Era el formato acordado para la negociación, o sentada, o como quieras llamarle: yo me situaría entre Furnan y Alcide. Los líderes de ambos bandos me darían la mano y yo actuaría a modo de detector de mentiras humano mientras ellos conversaban. Había jurado avisarlos si mi habilidad detectaba que alguno de ellos mentía. Yo era capaz de leer mentes, pero las mentes pueden resultar engañosas y complicadas, o simplemente densas. Nunca había hecho nada parecido a aquello y recé para que mi habilidad fuera aquella noche de lo más precisa y para que supiera utilizarla con inteligencia para acabar de una vez por todas con aquella situación.

Alcide se acercó a mí muy rígido, dejando ver sus facciones duras bajo la áspera iluminación de las luces de seguridad. Por vez primera me di cuenta de que había envejecido y estaba más delgado. En su pelo negro asomaban algunas canas que no estaban presentes cuando su padre vivía. Tampoco Patrick Furnan tenía muy buena cara. Siempre le había notado cierta tendencia a la obesidad, pero ahora parecía haber ganado siete u ocho kilos. Ser el líder de la manada no le sentaba nada bien. Y la conmoción del secuestro de su esposa había hecho mella en él.

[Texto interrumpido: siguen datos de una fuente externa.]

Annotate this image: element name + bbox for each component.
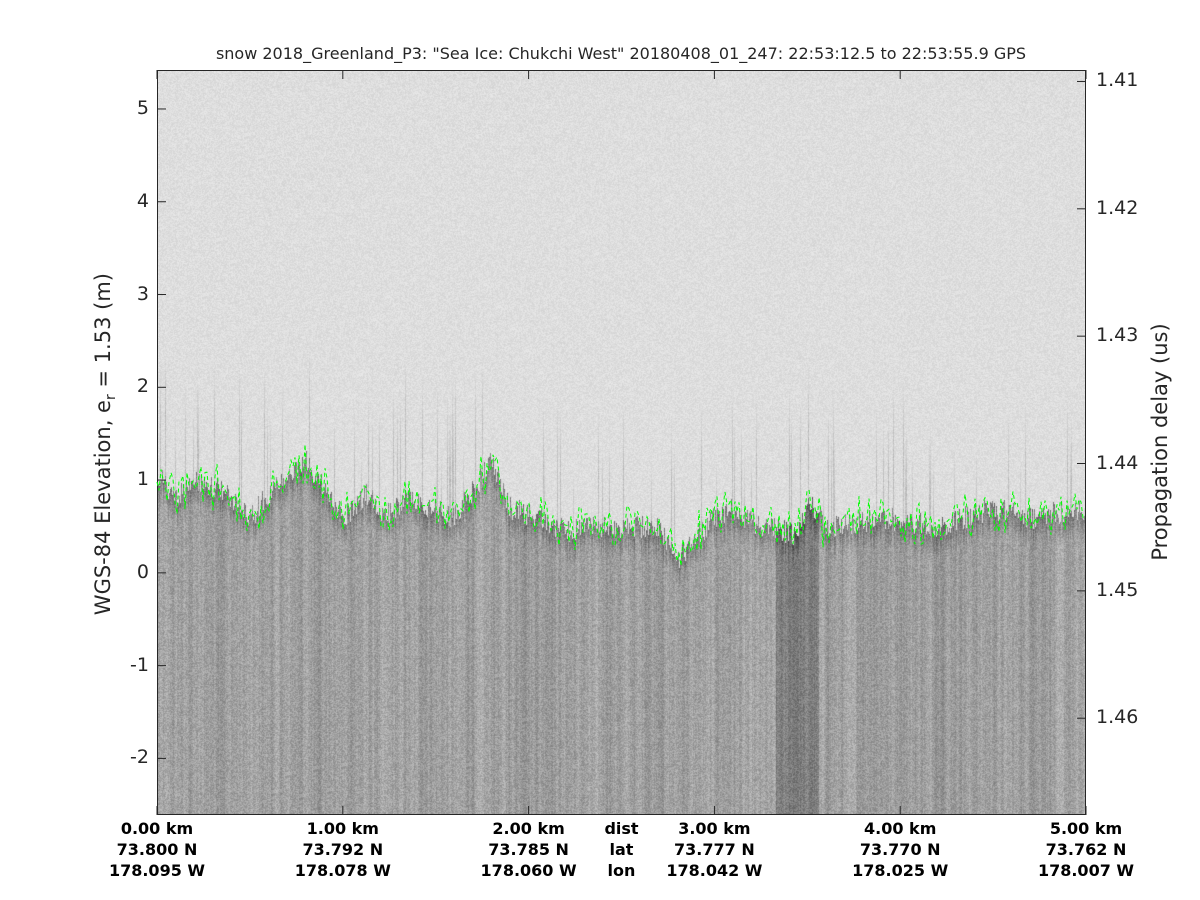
x-tick-dist: 1.00 km — [306, 819, 379, 838]
left-tick-label: 0 — [136, 560, 149, 583]
x-tick-lat: 73.777 N — [674, 840, 755, 859]
x-tick-lon: 178.042 W — [666, 861, 763, 880]
x-tick-label: 0.00 km 73.800 N 178.095 W — [109, 818, 205, 881]
left-tick-label: 4 — [136, 189, 149, 212]
x-tick-lat: 73.770 N — [859, 840, 941, 859]
plot-area — [156, 70, 1087, 815]
x-tick-lon: 178.060 W — [480, 861, 577, 880]
x-tick-lon: 178.078 W — [294, 861, 391, 880]
x-tick-label: 4.00 km 73.770 N 178.025 W — [852, 818, 948, 881]
left-y-axis-label: WGS-84 Elevation, er = 1.53 (m) — [91, 264, 119, 624]
right-y-axis-label: Propagation delay (us) — [1148, 323, 1172, 561]
x-row-label: dist — [604, 819, 639, 838]
right-tick-label: 1.41 — [1096, 69, 1139, 92]
x-tick-label: 2.00 km 73.785 N 178.060 W — [481, 818, 577, 881]
right-tick-label: 1.42 — [1096, 196, 1139, 219]
x-tick-lat: 73.762 N — [1045, 840, 1127, 859]
left-tick-label: -1 — [130, 653, 149, 676]
echogram-image — [157, 70, 1086, 815]
left-tick-label: 5 — [136, 96, 149, 119]
ylabel-main: WGS-84 Elevation, e — [90, 400, 115, 616]
chart-title: snow 2018_Greenland_P3: "Sea Ice: Chukch… — [215, 44, 1027, 63]
x-tick-lat: 73.785 N — [488, 840, 569, 859]
x-tick-dist: 5.00 km — [1049, 819, 1123, 838]
x-row-label: lon — [607, 861, 636, 880]
x-tick-lat: 73.792 N — [302, 840, 384, 859]
left-tick-label: 2 — [136, 375, 149, 398]
x-tick-label: 3.00 km 73.777 N 178.042 W — [666, 818, 762, 881]
x-row-label: lat — [609, 840, 634, 859]
ylabel-sub: r — [103, 394, 120, 401]
left-tick-label: 1 — [136, 468, 149, 491]
right-tick-label: 1.46 — [1096, 706, 1139, 729]
ylabel-tail: = 1.53 (m) — [90, 273, 115, 395]
left-tick-label: -2 — [130, 746, 149, 769]
x-tick-dist: 0.00 km — [120, 819, 194, 838]
x-row-labels: dist lat lon — [604, 818, 638, 881]
x-tick-label: 1.00 km 73.792 N 178.078 W — [295, 818, 391, 881]
plot-overlay — [156, 70, 1087, 815]
x-tick-lon: 178.095 W — [108, 861, 206, 880]
right-tick-label: 1.44 — [1096, 451, 1139, 474]
x-tick-lon: 178.025 W — [852, 861, 949, 880]
x-tick-dist: 3.00 km — [678, 819, 751, 838]
left-tick-label: 3 — [136, 282, 149, 305]
x-tick-label: 5.00 km 73.762 N 178.007 W — [1038, 818, 1134, 881]
right-tick-label: 1.43 — [1096, 324, 1139, 347]
x-tick-lon: 178.007 W — [1037, 861, 1135, 880]
x-tick-lat: 73.800 N — [116, 840, 198, 859]
surface-pick-line — [156, 444, 1086, 566]
x-tick-dist: 2.00 km — [492, 819, 565, 838]
x-tick-dist: 4.00 km — [864, 819, 937, 838]
plot-frame — [157, 70, 1086, 815]
right-tick-label: 1.45 — [1096, 578, 1139, 601]
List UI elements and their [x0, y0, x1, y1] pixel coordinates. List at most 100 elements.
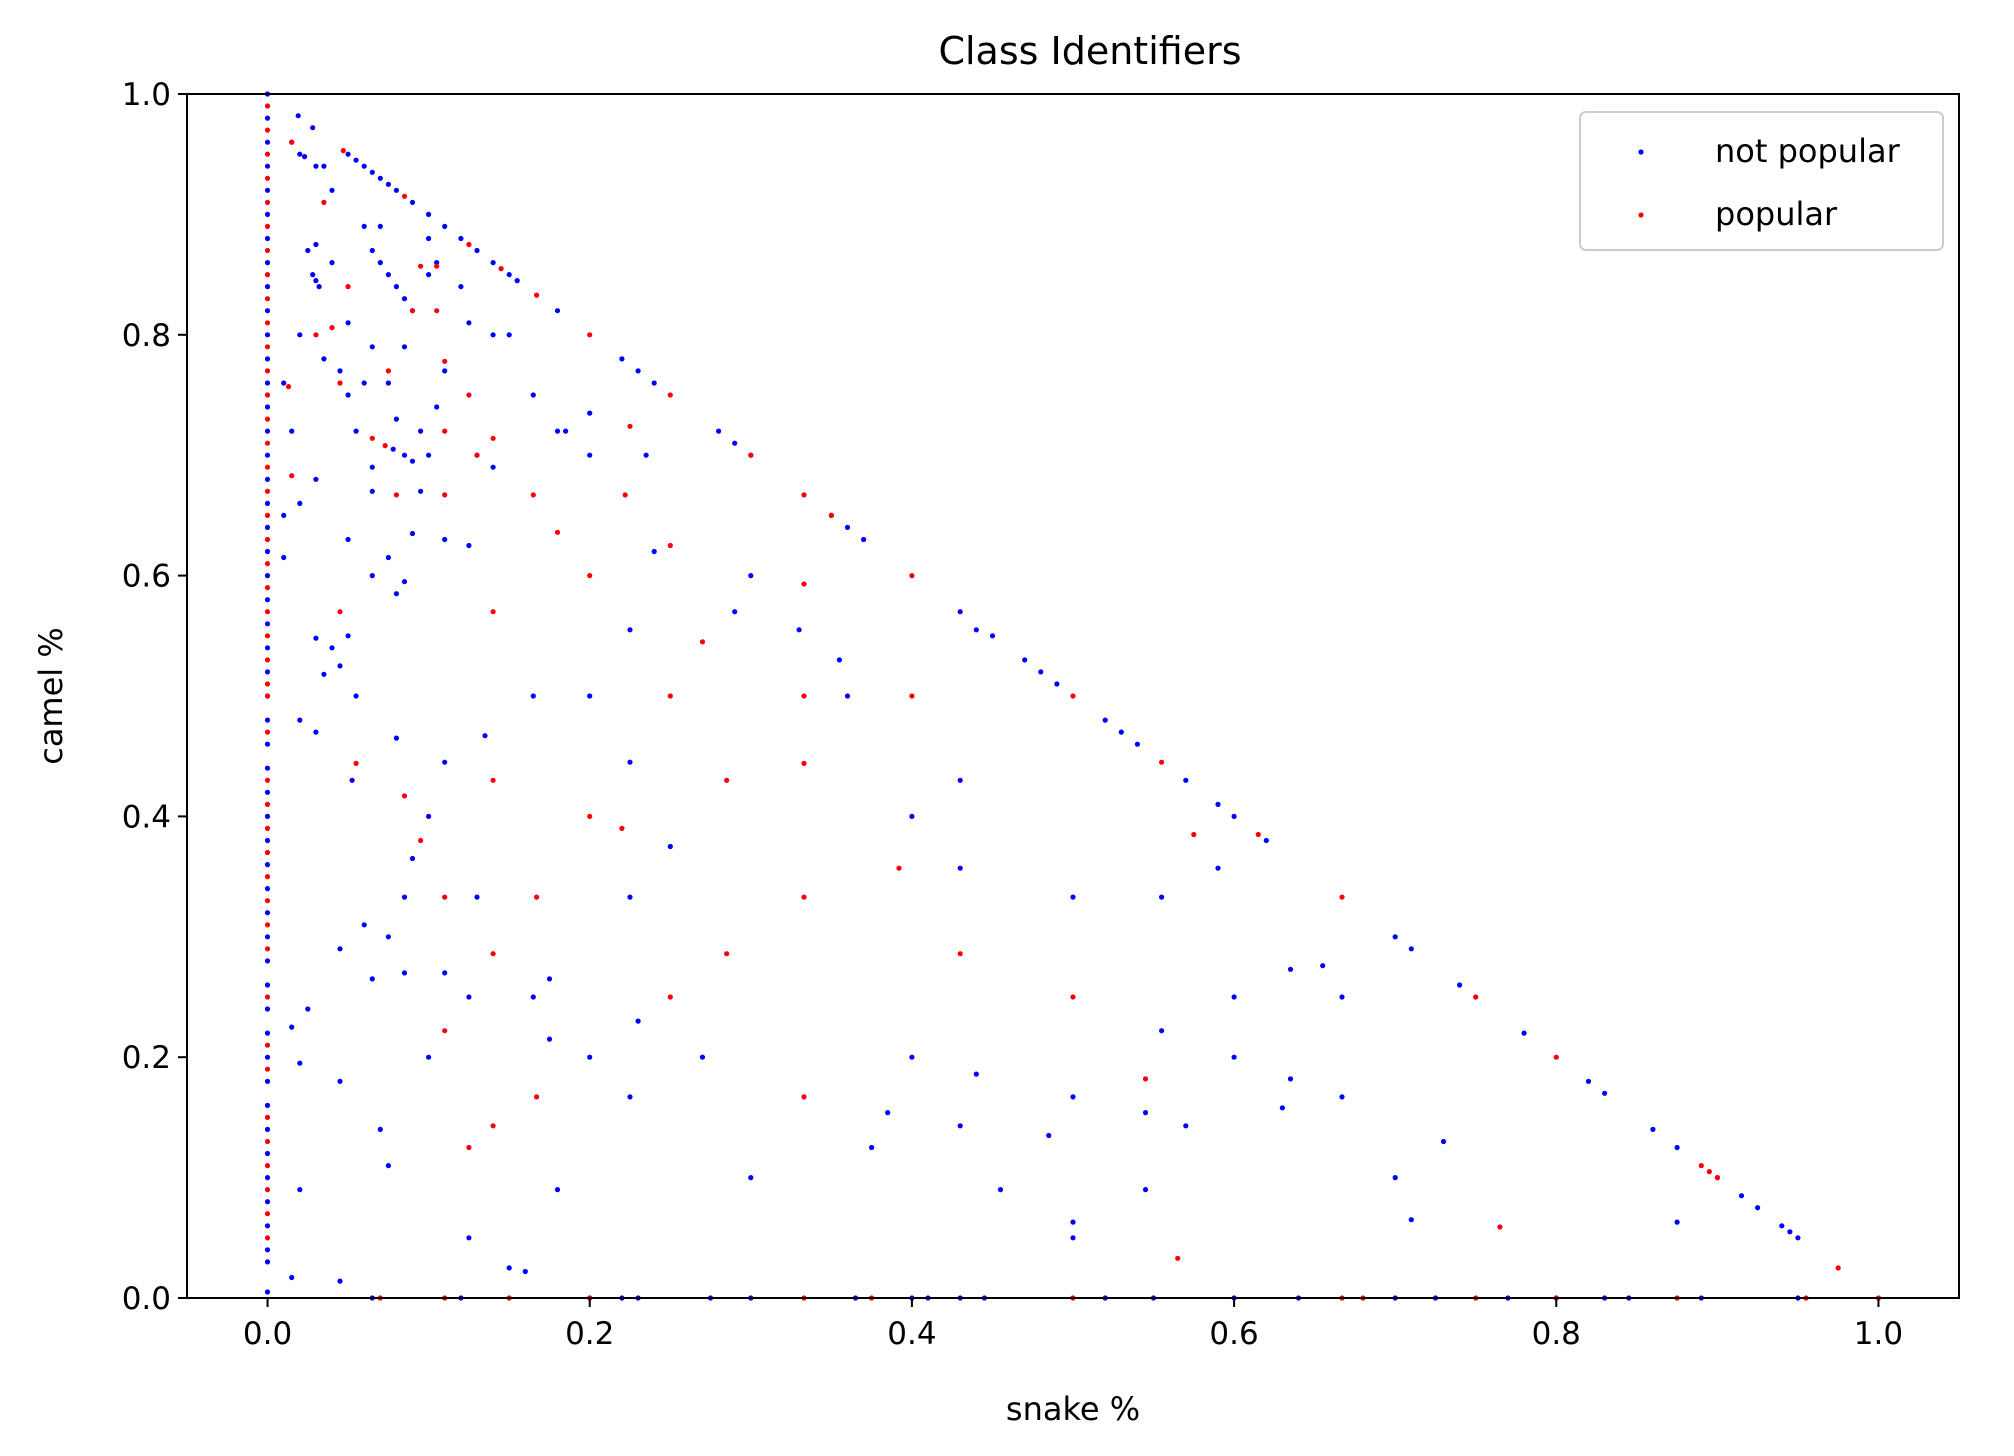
scatter-point — [498, 266, 504, 272]
scatter-point — [361, 922, 367, 928]
scatter-point — [401, 296, 408, 302]
scatter-point — [554, 308, 561, 314]
scatter-point — [369, 169, 375, 175]
scatter-point — [337, 1278, 343, 1284]
scatter-point — [534, 894, 540, 900]
scatter-point — [264, 693, 271, 699]
scatter-point — [909, 813, 915, 820]
scatter-point — [801, 693, 807, 699]
scatter-point — [1142, 1187, 1149, 1193]
scatter-point — [1755, 1205, 1761, 1211]
scatter-point — [1473, 994, 1479, 1000]
scatter-point — [530, 492, 536, 498]
scatter-point — [345, 633, 351, 639]
scatter-point — [844, 524, 851, 531]
scatter-point — [466, 1144, 472, 1151]
scatter-point — [401, 894, 408, 900]
scatter-point — [587, 332, 593, 338]
scatter-point — [264, 573, 271, 579]
legend-marker-popular — [1638, 212, 1644, 218]
scatter-point — [635, 1018, 641, 1024]
scatter-point — [534, 292, 540, 298]
scatter-point — [264, 801, 271, 808]
scatter-point — [264, 223, 271, 229]
scatter-point — [844, 693, 851, 699]
scatter-point — [264, 1175, 271, 1181]
scatter-point — [264, 404, 271, 410]
scatter-point — [748, 1175, 754, 1181]
scatter-point — [635, 368, 641, 374]
legend-label-popular: popular — [1715, 195, 1838, 233]
scatter-point — [1102, 717, 1108, 723]
scatter-point — [264, 151, 271, 157]
scatter-point — [1408, 946, 1414, 952]
scatter-point — [264, 247, 271, 254]
y-tick-label: 0.0 — [122, 1281, 171, 1317]
scatter-point — [264, 272, 271, 278]
scatter-point — [490, 951, 496, 957]
scatter-point — [563, 428, 569, 434]
scatter-point — [1046, 1132, 1052, 1139]
scatter-point — [554, 529, 561, 535]
scatter-point — [801, 1094, 807, 1100]
scatter-point — [264, 1078, 271, 1084]
scatter-point — [313, 729, 319, 735]
scatter-point — [302, 154, 308, 160]
scatter-point — [264, 380, 271, 386]
scatter-point — [732, 440, 738, 446]
scatter-point — [1674, 1219, 1680, 1225]
scatter-point — [295, 113, 301, 119]
scatter-point — [264, 898, 271, 904]
scatter-point — [297, 1060, 303, 1066]
scatter-point — [264, 994, 271, 1000]
scatter-point — [442, 894, 448, 900]
scatter-point — [699, 1054, 706, 1060]
scatter-point — [337, 380, 343, 386]
scatter-point — [313, 332, 319, 338]
x-tick-label: 0.6 — [1209, 1316, 1258, 1352]
scatter-point — [264, 609, 271, 615]
scatter-point — [264, 308, 271, 314]
scatter-point — [490, 435, 496, 441]
scatter-point — [836, 657, 843, 663]
scatter-point — [957, 865, 963, 871]
scatter-point — [1339, 994, 1345, 1000]
scatter-point — [382, 443, 388, 449]
legend-label-not-popular: not popular — [1715, 132, 1901, 170]
scatter-point — [321, 199, 327, 205]
scatter-point — [385, 272, 391, 278]
scatter-point — [393, 416, 399, 422]
scatter-point — [1070, 1235, 1076, 1241]
scatter-point — [289, 428, 295, 434]
scatter-point — [732, 609, 738, 615]
scatter-point — [474, 452, 480, 458]
scatter-point — [264, 777, 271, 783]
scatter-point — [909, 1054, 915, 1060]
scatter-point — [337, 1078, 343, 1084]
scatter-point — [345, 284, 351, 290]
scatter-point — [305, 1006, 311, 1012]
scatter-point — [466, 542, 472, 549]
y-tick-label: 0.6 — [122, 559, 171, 595]
scatter-point — [385, 368, 391, 374]
scatter-point — [361, 380, 367, 386]
scatter-point — [264, 1247, 271, 1253]
scatter-point — [490, 1123, 496, 1129]
scatter-point — [1698, 1163, 1704, 1169]
scatter-point — [1320, 963, 1326, 969]
scatter-point — [281, 380, 287, 386]
scatter-point — [1835, 1265, 1841, 1271]
scatter-point — [337, 946, 343, 952]
scatter-point — [264, 934, 271, 940]
scatter-point — [546, 1036, 553, 1042]
scatter-point — [506, 1265, 512, 1271]
scatter-point — [264, 1030, 271, 1036]
scatter-point — [554, 1187, 561, 1193]
scatter-point — [297, 500, 303, 506]
scatter-point — [1183, 1123, 1189, 1129]
scatter-point — [1175, 1255, 1181, 1261]
scatter-point — [530, 693, 536, 699]
scatter-point — [264, 320, 271, 326]
scatter-point — [474, 894, 480, 900]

Hice entonces algo que jamás habría imaginado que fuera a hacer. Le tendí mi mano derecha. Furnan la cogió y su flujo de ideas me invadió al instante. Estaba tan concentrado que incluso su retorcido cerebro de lobo resultaba fácil de leer. Tendí la mano izquierda hacia Alcide y me la cogió también con fuerza. Me sentí inundada durante un interminable minuto. Entonces, con un enorme esfuerzo, canalicé todos los pensamientos en una corriente para no sentirme abrumada. Tal vez les resultara fácil mentir en voz alta, pero mentir mentalmente no es cosa sencilla. Cerré los ojos. Se habían jugado a cara o cruz quién preguntaría primero, y la suerte había caído a favor de Alcide.

—¿Por qué mataste a mi mujer, Patrick? —Las palabras cortaban la garganta de Alcide—. Era una mujer lobo pura y era bondadosa en extremo.